Seandainya mereka jujur serta membuat penjelasan mengenai barang yang
diperjualbelikan, mereka akan mendapat berkah dalam jual beli mereka.
Sebaliknya, jika mereka menipu dan merahasiakan mengenai apa-apa yang
harus diterangkan tentang barang yang diperjualbelikan, maka akan
terhapus keberkahannya.”
Dalam
kehidupan sehari-hari kita dapati seorang yang jujur dalam bermuamalah
dengan orang lain, rezekinya lancar-lancar saja, orang lain
berlomba-lomba datang untuk bermuamalah dengannya, karena merasa tenang
bersamanya dan ikut mendapatkan kemulian dan nama yang baik. Dengan
begitu sempurnalah baginya kebahagian dunia dan akherat.
Tidaklah
kita dapati seorang yang jujur, melainkan orang lain senang dengannya,
memujinya. Baik teman maupun lawan merasa tentram dengannya. Berbeda
dengan pendusta.
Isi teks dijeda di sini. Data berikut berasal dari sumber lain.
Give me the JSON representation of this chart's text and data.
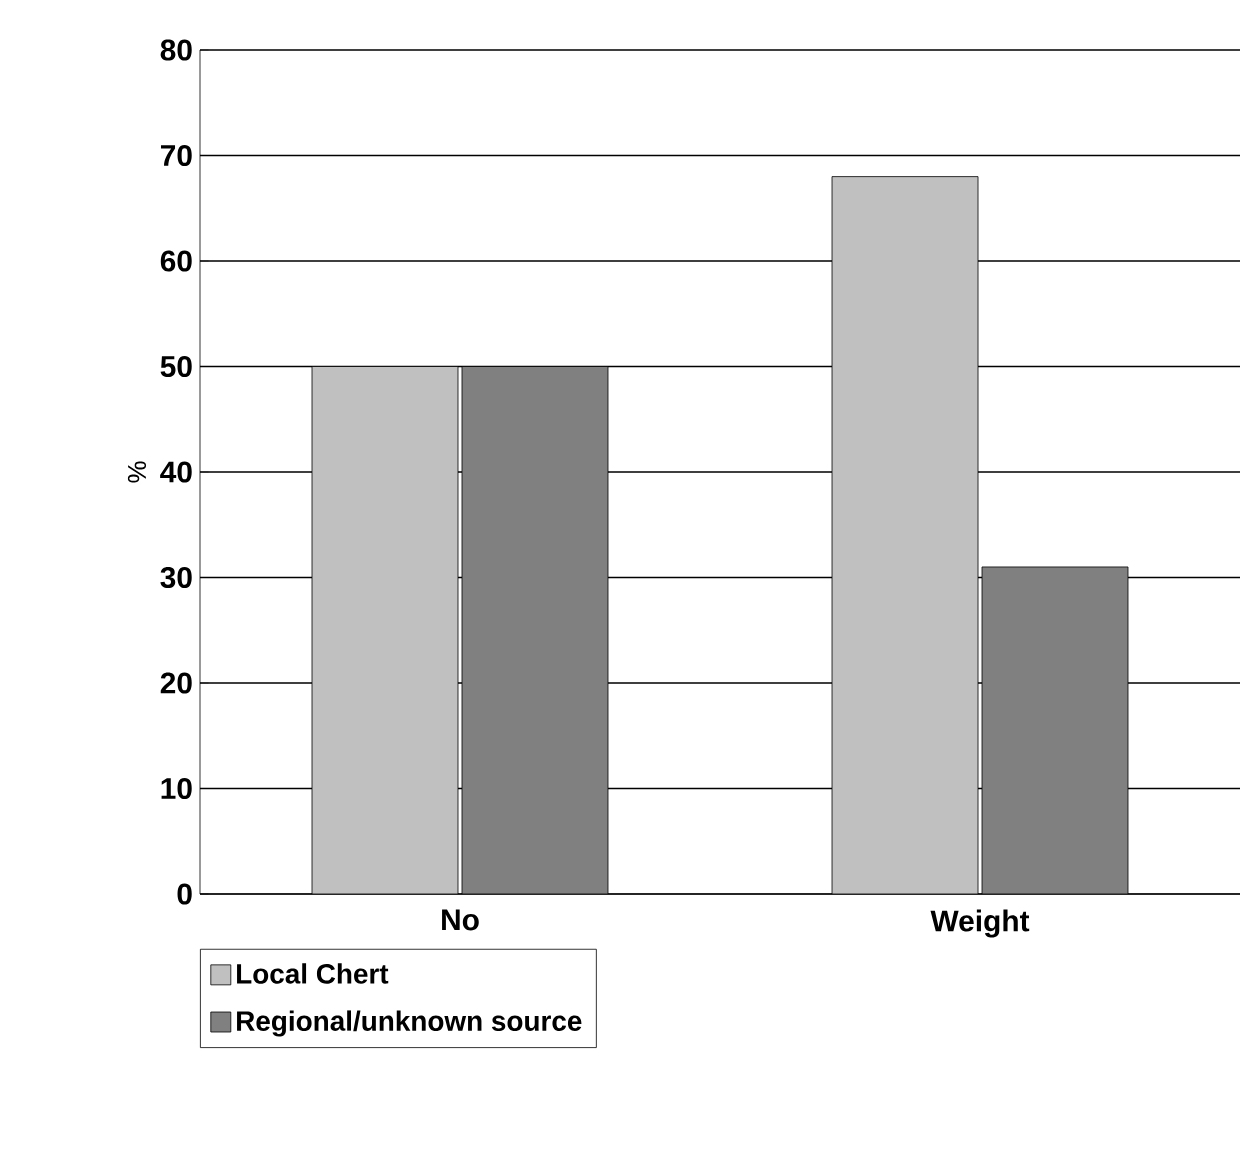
{
  "chart_data": {
    "type": "bar",
    "ylabel": "%",
    "categories": [
      "No",
      "Weight"
    ],
    "series": [
      {
        "name": "Local Chert",
        "color": "#c0c0c0",
        "values": [
          50,
          68
        ]
      },
      {
        "name": "Regional/unknown source",
        "color": "#808080",
        "values": [
          50,
          31
        ]
      }
    ],
    "ylim": [
      0,
      80
    ],
    "yticks": [
      0,
      10,
      20,
      30,
      40,
      50,
      60,
      70,
      80
    ],
    "grid": "y",
    "legend": "bottom left"
  }
}
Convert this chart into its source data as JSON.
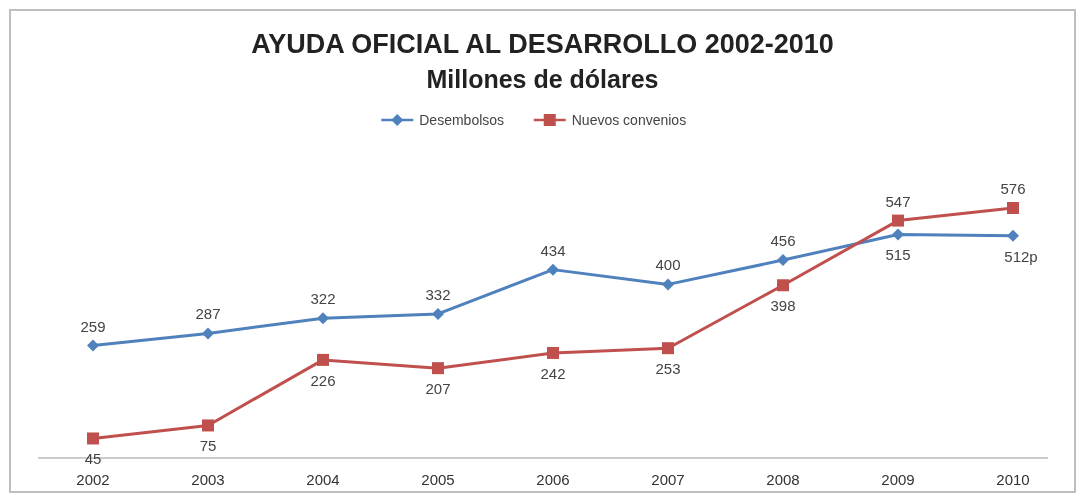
{
  "chart_data": {
    "type": "line",
    "title": "AYUDA OFICIAL AL DESARROLLO 2002-2010",
    "subtitle": "Millones de dólares",
    "categories": [
      "2002",
      "2003",
      "2004",
      "2005",
      "2006",
      "2007",
      "2008",
      "2009",
      "2010"
    ],
    "series": [
      {
        "name": "Desembolsos",
        "color": "#4f81bd",
        "marker": "diamond",
        "values": [
          259,
          287,
          322,
          332,
          434,
          400,
          456,
          515,
          512
        ],
        "value_labels": [
          "259",
          "287",
          "322",
          "332",
          "434",
          "400",
          "456",
          "515",
          "512p"
        ]
      },
      {
        "name": "Nuevos convenios",
        "color": "#c0504d",
        "marker": "square",
        "values": [
          45,
          75,
          226,
          207,
          242,
          253,
          398,
          547,
          576
        ],
        "value_labels": [
          "45",
          "75",
          "226",
          "207",
          "242",
          "253",
          "398",
          "547",
          "576"
        ]
      }
    ],
    "tick_labels": "x",
    "legend": "top",
    "grid": false
  }
}
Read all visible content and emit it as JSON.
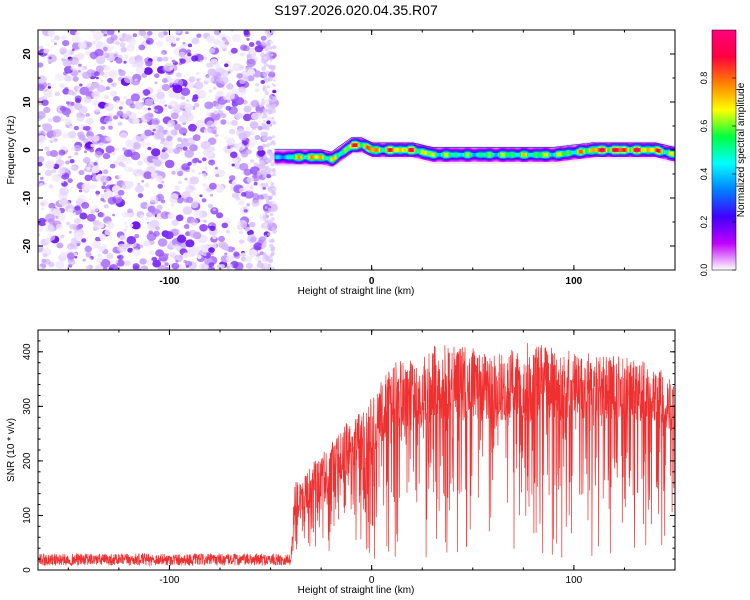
{
  "title": "S197.2026.020.04.35.R07",
  "chart_data": [
    {
      "type": "heatmap",
      "name": "spectrogram",
      "xlabel": "Height of straight line (km)",
      "ylabel": "Frequency (Hz)",
      "xlim": [
        -165,
        150
      ],
      "ylim": [
        -25,
        25
      ],
      "xticks": [
        -100,
        0,
        100
      ],
      "yticks": [
        20,
        10,
        0,
        -10,
        -20
      ],
      "noise_region_x": [
        -165,
        -48
      ],
      "signal_track": {
        "x": [
          -48,
          -35,
          -25,
          -20,
          -15,
          -10,
          -5,
          0,
          5,
          10,
          20,
          30,
          50,
          70,
          90,
          100,
          110,
          120,
          130,
          140,
          150
        ],
        "frequency": [
          -1.5,
          -1.5,
          -1.5,
          -2,
          -0.5,
          1,
          1,
          0,
          0,
          0,
          0,
          -1,
          -1,
          -1,
          -1,
          -0.5,
          0,
          0,
          0,
          0,
          -1
        ],
        "amplitude": [
          0.3,
          0.7,
          0.75,
          0.6,
          0.6,
          0.8,
          0.8,
          0.8,
          0.7,
          0.8,
          0.8,
          0.6,
          0.5,
          0.6,
          0.6,
          0.6,
          0.85,
          0.9,
          0.85,
          0.8,
          0.6
        ]
      },
      "colorbar": {
        "label": "Normalized spectral amplitude",
        "range": [
          0,
          1
        ],
        "ticks": [
          0.8,
          0.6,
          0.4,
          0.2,
          0.0
        ],
        "colors": [
          "#ffffff",
          "#c000ff",
          "#4000ff",
          "#0080ff",
          "#00ffff",
          "#00ff40",
          "#ffff00",
          "#ff8000",
          "#ff0040",
          "#ff0080"
        ]
      }
    },
    {
      "type": "line",
      "name": "snr",
      "xlabel": "Height of straight line (km)",
      "ylabel": "SNR (10 * v/v)",
      "xlim": [
        -165,
        150
      ],
      "ylim": [
        0,
        440
      ],
      "xticks": [
        -100,
        0,
        100
      ],
      "yticks": [
        0,
        100,
        200,
        300,
        400
      ],
      "color": "#f03030",
      "envelope": {
        "x": [
          -165,
          -40,
          -38,
          -30,
          -20,
          -10,
          -5,
          0,
          10,
          20,
          30,
          40,
          60,
          80,
          100,
          120,
          140,
          150
        ],
        "base": [
          15,
          15,
          120,
          135,
          170,
          200,
          215,
          240,
          300,
          300,
          320,
          330,
          320,
          320,
          320,
          320,
          320,
          290
        ],
        "peak": [
          30,
          30,
          160,
          190,
          240,
          280,
          290,
          330,
          380,
          390,
          410,
          420,
          395,
          420,
          400,
          395,
          380,
          340
        ]
      }
    }
  ]
}
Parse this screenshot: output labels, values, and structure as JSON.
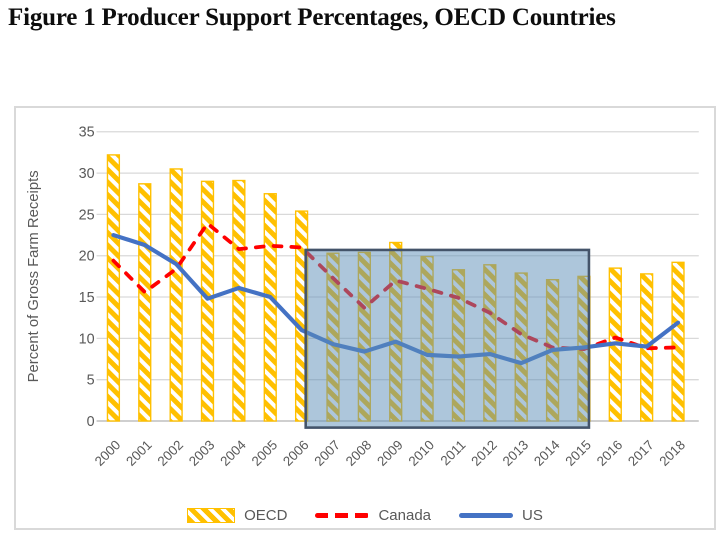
{
  "figure": {
    "title": "Figure 1 Producer Support Percentages, OECD Countries"
  },
  "chart_data": {
    "type": "bar",
    "subtype": "bar-line-combo",
    "categories": [
      "2000",
      "2001",
      "2002",
      "2003",
      "2004",
      "2005",
      "2006",
      "2007",
      "2008",
      "2009",
      "2010",
      "2011",
      "2012",
      "2013",
      "2014",
      "2015",
      "2016",
      "2017",
      "2018"
    ],
    "series": [
      {
        "name": "OECD",
        "type": "bar",
        "style": "diagonal-hatch",
        "color": "#FFC000",
        "values": [
          32.2,
          28.7,
          30.5,
          29.0,
          29.1,
          27.5,
          25.4,
          20.3,
          20.4,
          21.6,
          19.9,
          18.3,
          18.9,
          17.9,
          17.1,
          17.5,
          18.5,
          17.8,
          19.2
        ]
      },
      {
        "name": "Canada",
        "type": "line",
        "style": "dashed",
        "color": "#FF0000",
        "values": [
          19.4,
          15.6,
          18.4,
          23.9,
          20.8,
          21.2,
          21.0,
          17.3,
          13.7,
          17.0,
          16.0,
          14.9,
          13.1,
          10.5,
          8.9,
          8.7,
          10.1,
          8.8,
          8.9
        ]
      },
      {
        "name": "US",
        "type": "line",
        "style": "solid",
        "color": "#4472C4",
        "values": [
          22.5,
          21.3,
          19.0,
          14.8,
          16.1,
          15.0,
          11.0,
          9.3,
          8.4,
          9.6,
          8.0,
          7.8,
          8.1,
          7.0,
          8.6,
          8.9,
          9.4,
          9.0,
          11.9
        ]
      }
    ],
    "title": "",
    "xlabel": "",
    "ylabel": "Percent of Gross Farm Receipts",
    "ylim": [
      0,
      35
    ],
    "yticks": [
      0,
      5,
      10,
      15,
      20,
      25,
      30,
      35
    ],
    "grid": true,
    "legend_position": "bottom",
    "highlight_region": {
      "x_start_index": 6.13,
      "x_end_index": 15.16,
      "y_bottom": -0.8,
      "y_top": 20.7,
      "fill": "#5B8DB8",
      "fill_opacity": 0.5,
      "border_color": "#44546A"
    }
  },
  "legend": {
    "items": [
      {
        "label": "OECD"
      },
      {
        "label": "Canada"
      },
      {
        "label": "US"
      }
    ]
  },
  "colors": {
    "oecd_bar": "#FFC000",
    "canada_line": "#FF0000",
    "us_line": "#4472C4",
    "gridline": "#D9D9D9",
    "axis_line": "#BFBFBF",
    "tick_text": "#595959",
    "figure_border": "#D9D9D9",
    "highlight_fill": "#5B8DB8",
    "highlight_border": "#44546A"
  }
}
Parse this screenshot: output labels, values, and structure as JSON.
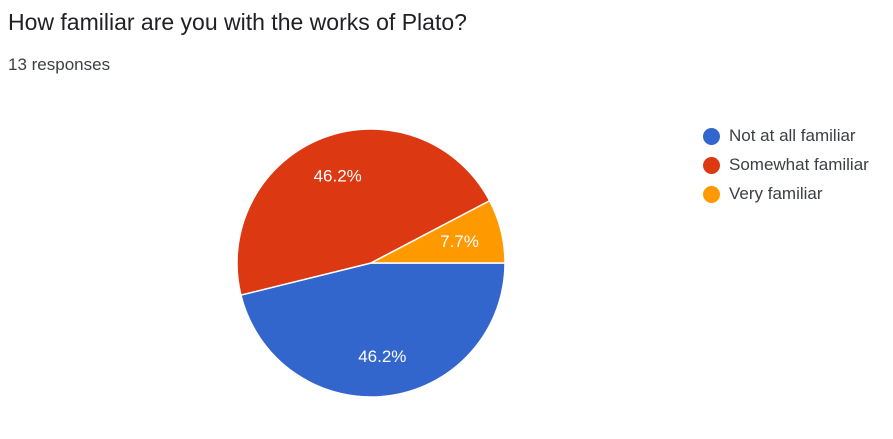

Temannya sendiripun tidak merasa aman, apalagi musuh
atau lawannya. Alangkah indahnya ucapan seorang yang jujur, dan alangkah
buruknya perkataan seorang pendusta.
Orang
yang jujur diberi amanah baik berupa harta, hak-hak dan juga
rahasia-rahasia. Kalau kemudian melakukan kesalahan atau kekeliruan,
kejujurannya -dengan izin Allah- akan dapat menyelamatkannya. Sementara
pendusta, sebiji sawipun tidak akan dipercaya. Jikapun terkadang
diharapkan kejujurannya itupun tidak mendatangkan ketenangan dan
kepercayaan. Dengan kejujuran maka sah-lah perjanjian dan tenanglah
hati. Barang siapa jujur dalam berbicara, menjawab, memerintah (kepada
yang ma’ruf), melarang (dari yang mungkar), membaca, berdzikir, memberi,
mengambil, maka ia disisi Allah dan sekalian manusia dikatakan sebagai
orang yang jujur, dicintai, dihormati dan dipercaya.
Kesaksiaannya
merupakan kebenaran, hukumnya adil, muamalahnya mendatangkan manfaat,
majlisnya memberikan barakah karena jauh dari riya’ mencari nama. Tidak
berharap dengan perbuatannya melainkan kepada Allah, baik dalam
shalatnya, zakatnya, puasanya, hajinya, diamnya, dan pembicaraannya
semuanya hanya untuk Allah semata, tidak menghendaki dengan kebaikannya
tipu daya ataupun khiyanat. Tidak menuntut balasan ataupun rasa terima
kasih kecuali kepada Allah.
Menyampaikan
kebenaran walaupun pahit dan tidak mempedulikan celaan para pencela
dalam kejujurannya. Dan tidaklah seseorang bergaul dengannya melainkan
merasa aman dan percaya pada dirinya, terhadap hartanya dan keluarganya.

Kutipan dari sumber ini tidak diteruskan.